Carmel and Dan Lynam: warning of PTO dangers.

Streamstown man recalls near-death tractor accident

The last Thursday in October marked a special anniversary for Dan Lynam of Streamstown: the 20th anniversary of the day he didn't die.

At 9am on October 27 1997, the cord from Dan's anorak got entangled in the PTO (power take off) shaft of his tractor.

Within seconds, it spun Dan off his feet, whipped him up and over to the other side, leaving him with excruciating injuries from which he took two years to recover.

But miraculously, he did not die.

The man with him at the time – Declan Weston - reacted swiftly and managed to reach in and shut down the power – just in time.

“My head was going between the drawbar of the slurry tanker and the PTO shaft,” says Dan, who had been holding his nine-year old son Davidl's hand as the accident began.
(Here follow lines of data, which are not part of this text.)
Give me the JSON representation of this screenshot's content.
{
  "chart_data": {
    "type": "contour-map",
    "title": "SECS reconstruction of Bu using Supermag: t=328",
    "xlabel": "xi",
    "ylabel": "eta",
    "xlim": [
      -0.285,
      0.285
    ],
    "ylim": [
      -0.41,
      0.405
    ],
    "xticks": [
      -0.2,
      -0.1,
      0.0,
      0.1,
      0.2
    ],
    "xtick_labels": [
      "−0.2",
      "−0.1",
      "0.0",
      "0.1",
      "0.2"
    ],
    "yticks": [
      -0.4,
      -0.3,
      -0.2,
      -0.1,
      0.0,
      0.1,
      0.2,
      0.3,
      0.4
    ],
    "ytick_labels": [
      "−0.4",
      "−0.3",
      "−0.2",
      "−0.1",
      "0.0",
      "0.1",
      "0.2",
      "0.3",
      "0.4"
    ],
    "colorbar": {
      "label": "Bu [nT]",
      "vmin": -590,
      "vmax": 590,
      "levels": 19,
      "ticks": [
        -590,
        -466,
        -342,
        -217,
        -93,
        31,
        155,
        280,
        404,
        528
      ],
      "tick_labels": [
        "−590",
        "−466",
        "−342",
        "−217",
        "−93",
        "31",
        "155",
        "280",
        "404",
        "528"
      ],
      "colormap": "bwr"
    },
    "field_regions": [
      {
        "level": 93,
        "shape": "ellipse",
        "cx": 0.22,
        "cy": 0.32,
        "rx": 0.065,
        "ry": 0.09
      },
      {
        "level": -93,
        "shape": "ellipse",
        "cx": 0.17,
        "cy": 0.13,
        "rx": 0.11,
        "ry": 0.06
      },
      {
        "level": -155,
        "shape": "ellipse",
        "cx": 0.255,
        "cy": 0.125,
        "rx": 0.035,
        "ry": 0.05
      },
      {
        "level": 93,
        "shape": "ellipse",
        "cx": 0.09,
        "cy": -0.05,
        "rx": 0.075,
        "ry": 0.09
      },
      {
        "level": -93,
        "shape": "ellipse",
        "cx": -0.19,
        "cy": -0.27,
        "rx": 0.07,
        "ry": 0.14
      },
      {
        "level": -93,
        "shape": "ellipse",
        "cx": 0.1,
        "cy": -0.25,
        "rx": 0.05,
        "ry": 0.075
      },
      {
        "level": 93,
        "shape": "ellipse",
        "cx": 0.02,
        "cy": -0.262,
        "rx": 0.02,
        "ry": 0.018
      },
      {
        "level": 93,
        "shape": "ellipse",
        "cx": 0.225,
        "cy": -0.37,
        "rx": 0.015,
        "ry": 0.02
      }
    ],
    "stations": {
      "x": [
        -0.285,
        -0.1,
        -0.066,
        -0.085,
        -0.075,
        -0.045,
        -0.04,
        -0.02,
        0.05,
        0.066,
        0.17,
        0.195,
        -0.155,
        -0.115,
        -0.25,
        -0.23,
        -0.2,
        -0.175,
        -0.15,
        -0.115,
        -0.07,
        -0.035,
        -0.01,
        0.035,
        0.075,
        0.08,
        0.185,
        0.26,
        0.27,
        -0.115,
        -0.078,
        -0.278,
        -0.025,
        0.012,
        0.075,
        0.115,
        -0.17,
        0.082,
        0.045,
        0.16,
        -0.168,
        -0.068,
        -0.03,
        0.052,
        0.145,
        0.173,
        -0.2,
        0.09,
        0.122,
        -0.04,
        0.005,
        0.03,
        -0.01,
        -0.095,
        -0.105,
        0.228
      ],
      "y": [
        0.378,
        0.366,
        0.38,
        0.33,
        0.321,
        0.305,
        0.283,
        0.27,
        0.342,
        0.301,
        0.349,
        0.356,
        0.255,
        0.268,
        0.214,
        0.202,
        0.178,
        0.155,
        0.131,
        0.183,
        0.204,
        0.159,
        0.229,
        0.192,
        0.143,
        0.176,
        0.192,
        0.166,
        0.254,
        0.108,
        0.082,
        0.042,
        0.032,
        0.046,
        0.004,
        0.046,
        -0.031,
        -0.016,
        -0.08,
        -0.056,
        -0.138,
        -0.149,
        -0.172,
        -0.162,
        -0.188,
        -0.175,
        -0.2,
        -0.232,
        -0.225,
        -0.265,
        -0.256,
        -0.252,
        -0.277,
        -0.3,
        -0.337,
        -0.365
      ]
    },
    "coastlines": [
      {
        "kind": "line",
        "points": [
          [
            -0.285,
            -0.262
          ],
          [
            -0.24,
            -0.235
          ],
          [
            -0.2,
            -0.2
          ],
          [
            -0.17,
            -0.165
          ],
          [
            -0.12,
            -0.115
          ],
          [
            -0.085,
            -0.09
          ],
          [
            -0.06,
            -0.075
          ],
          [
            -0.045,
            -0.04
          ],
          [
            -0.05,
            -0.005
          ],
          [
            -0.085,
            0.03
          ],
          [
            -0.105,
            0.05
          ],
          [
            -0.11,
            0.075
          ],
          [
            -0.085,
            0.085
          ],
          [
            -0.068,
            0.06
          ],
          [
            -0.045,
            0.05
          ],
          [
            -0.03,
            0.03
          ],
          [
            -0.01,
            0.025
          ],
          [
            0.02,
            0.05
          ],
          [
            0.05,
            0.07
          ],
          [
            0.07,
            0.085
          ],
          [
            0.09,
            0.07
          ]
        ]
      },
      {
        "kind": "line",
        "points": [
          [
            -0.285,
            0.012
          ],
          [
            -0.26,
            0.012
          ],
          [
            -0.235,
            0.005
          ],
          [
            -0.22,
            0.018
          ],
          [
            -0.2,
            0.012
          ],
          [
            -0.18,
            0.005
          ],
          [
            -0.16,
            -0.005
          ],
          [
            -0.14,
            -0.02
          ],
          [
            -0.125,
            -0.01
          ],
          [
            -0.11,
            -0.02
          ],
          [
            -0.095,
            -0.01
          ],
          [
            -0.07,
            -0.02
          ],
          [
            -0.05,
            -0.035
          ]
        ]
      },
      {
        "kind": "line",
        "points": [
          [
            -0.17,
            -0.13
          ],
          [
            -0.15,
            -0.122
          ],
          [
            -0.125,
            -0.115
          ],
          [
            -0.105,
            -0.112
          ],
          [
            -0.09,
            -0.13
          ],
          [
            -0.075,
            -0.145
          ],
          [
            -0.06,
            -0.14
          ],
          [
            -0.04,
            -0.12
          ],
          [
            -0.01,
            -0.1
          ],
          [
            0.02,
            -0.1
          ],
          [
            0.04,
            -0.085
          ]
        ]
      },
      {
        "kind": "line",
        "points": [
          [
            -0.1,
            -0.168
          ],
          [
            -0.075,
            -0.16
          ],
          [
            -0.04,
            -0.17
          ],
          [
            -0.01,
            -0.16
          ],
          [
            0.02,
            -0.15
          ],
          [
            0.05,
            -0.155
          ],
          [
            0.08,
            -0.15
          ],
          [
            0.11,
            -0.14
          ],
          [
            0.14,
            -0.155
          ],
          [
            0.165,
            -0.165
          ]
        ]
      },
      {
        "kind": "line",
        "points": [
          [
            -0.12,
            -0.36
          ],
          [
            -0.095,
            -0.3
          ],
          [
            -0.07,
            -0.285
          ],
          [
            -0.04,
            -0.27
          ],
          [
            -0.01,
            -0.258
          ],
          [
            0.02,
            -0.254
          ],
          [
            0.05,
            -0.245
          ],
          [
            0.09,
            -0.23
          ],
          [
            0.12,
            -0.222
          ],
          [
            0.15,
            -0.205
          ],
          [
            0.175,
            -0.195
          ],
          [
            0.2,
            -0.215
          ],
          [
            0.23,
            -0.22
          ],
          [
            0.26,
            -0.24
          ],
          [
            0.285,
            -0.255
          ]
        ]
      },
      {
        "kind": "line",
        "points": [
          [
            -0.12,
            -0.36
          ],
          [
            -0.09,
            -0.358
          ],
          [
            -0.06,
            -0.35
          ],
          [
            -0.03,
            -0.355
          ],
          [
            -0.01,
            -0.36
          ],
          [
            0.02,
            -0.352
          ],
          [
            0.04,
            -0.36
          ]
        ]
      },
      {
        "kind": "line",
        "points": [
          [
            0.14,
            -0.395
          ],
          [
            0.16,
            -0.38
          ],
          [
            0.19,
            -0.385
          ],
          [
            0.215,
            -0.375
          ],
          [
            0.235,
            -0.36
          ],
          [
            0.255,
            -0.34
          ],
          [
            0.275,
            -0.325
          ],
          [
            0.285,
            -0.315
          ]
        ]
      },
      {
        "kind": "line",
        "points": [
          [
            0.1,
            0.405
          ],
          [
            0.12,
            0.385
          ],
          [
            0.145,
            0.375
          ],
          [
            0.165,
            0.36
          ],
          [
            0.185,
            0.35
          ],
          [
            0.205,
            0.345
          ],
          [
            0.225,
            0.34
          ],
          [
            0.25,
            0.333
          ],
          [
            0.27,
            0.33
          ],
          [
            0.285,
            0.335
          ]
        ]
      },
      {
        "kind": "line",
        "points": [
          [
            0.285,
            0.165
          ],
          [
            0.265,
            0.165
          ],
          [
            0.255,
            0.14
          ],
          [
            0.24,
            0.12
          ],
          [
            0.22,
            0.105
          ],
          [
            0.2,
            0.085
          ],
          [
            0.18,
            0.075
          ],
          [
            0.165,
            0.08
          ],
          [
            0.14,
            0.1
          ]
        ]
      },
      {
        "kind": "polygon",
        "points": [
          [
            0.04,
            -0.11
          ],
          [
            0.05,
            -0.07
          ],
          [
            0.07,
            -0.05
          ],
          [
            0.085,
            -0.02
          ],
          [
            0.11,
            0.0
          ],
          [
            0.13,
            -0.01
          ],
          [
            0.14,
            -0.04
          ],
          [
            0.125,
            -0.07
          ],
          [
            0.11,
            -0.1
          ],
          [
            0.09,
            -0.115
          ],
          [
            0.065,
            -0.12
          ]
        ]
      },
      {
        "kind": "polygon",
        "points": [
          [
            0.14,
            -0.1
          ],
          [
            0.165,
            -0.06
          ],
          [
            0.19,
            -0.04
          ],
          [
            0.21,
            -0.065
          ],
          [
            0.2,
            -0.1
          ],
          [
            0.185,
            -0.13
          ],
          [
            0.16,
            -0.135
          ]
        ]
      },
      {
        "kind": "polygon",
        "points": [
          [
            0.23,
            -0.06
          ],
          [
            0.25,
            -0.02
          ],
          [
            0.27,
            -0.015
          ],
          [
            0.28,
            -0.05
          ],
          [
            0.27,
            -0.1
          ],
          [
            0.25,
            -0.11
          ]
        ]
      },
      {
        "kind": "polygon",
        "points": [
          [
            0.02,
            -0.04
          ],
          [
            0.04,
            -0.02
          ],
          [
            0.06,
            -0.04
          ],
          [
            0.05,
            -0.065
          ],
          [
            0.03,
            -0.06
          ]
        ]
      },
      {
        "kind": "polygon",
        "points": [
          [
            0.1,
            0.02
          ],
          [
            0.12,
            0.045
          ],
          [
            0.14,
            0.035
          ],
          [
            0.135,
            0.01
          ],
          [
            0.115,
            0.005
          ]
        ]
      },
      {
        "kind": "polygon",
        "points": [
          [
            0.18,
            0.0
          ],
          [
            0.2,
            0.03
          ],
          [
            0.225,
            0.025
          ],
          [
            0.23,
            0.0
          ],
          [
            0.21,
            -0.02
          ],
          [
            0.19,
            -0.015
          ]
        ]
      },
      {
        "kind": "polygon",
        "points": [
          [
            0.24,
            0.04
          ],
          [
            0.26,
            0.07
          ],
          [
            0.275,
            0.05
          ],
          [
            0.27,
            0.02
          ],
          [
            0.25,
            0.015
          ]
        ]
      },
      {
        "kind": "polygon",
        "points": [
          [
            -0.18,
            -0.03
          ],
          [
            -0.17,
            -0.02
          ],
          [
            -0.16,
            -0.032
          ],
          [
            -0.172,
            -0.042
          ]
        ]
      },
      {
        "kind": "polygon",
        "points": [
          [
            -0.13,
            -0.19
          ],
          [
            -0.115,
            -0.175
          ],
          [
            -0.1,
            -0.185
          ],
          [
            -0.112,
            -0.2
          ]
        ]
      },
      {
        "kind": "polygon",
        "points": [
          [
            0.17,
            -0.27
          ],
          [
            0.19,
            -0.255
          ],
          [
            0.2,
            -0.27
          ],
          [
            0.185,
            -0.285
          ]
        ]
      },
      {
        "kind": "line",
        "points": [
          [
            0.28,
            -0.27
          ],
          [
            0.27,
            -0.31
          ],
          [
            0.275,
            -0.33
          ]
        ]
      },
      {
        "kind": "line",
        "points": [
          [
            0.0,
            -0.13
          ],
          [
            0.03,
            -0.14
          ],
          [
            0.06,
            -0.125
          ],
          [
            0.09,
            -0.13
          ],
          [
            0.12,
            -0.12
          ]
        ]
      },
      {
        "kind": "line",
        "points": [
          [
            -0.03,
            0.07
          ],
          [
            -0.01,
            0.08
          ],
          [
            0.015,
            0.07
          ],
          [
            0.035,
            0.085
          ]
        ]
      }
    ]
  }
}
“My head hit the lift arm and all my clothes were taken off me,” Dan recalls.

Even his underwear went; all that remained was the elastic off his underpants.

The two admit that the incident must also have been traumatic for David, who one minute was holding his father's hand, and an instant later watching him pulled violently across the PTO shaft.

Word was sent to the house to tell Carmel to call an ambulance, and Declan got Dan into a car and up to the Lynam home.

“The ambulance came and brought me to hospital, and I was put in intensive care in Tullamore,” says Dan.

Remarkably, he never lost consciousness, although once in the hospital he got sick and his heart actually stopped briefly.

For Carmel, learning of the accident was like history repeating itself. Just four years earlier in April 1993, her brother, Pat King of Rosemount had died in a tractor accident.

That day marked the start of a long slog back to good health – and on Dan's wife Carmel, then working as a primary school teacher, fell the responsibility trying to keep the farm running. It meant going out each evening after school, with the older children, and following through on the directions given by Dan.

“That was the hardest part for me: sitting here and knowing Carmel and the kids were out trying to clean out cattle at 11pm at night,” Dan says.

“I was never really into farming,” Carmel admits, explaining that this was largely new territory for her – but as a self-employed farmer, for Dan there was no sick pay; and an insurance policy they had only paid compensation in the case of loss of limb, something that, thankfully, Dan had been spared.

“I had multiple breaks in my left knee – that took three operations; I had friction burns; I was left with a deformed arm – it's still deformed today; I had head injuries from my head hitting the lift arm,” says Dan.

He was fortunate that with him when the freak accident happened was Declan Weston from Co Laois, who had previously worked on the Lynam farm, and who had returned just to give Dan a hand with slurry spreading. Dan and Carmel two still credit Declan's speedy reaction with saving Dan from death.

“Only for Declan's quick thinking, Dan would not be here to tell the tale,” says Carmel.

Thankfully, Dan was able gradually to return to farming, and twenty years on, his sons Donal and David have both followed him into farming, Donal at the home farm and David, who is also a part-time builder, on a farm at Tyrrellspass. Dan and Carmel also are parents to Niamh, who works in IT; Aoife, who works in Day's Bazaar, and Patricia, a landscape architect.

Dan, who farmed all his life, in July became national treasurer of the ICSA, the oldest farm association in the country.

“Farm safety is foremost in ICSA's minds, and particularly in my mind, and as national treasurer, I will be promoting it strongly,” says Dan.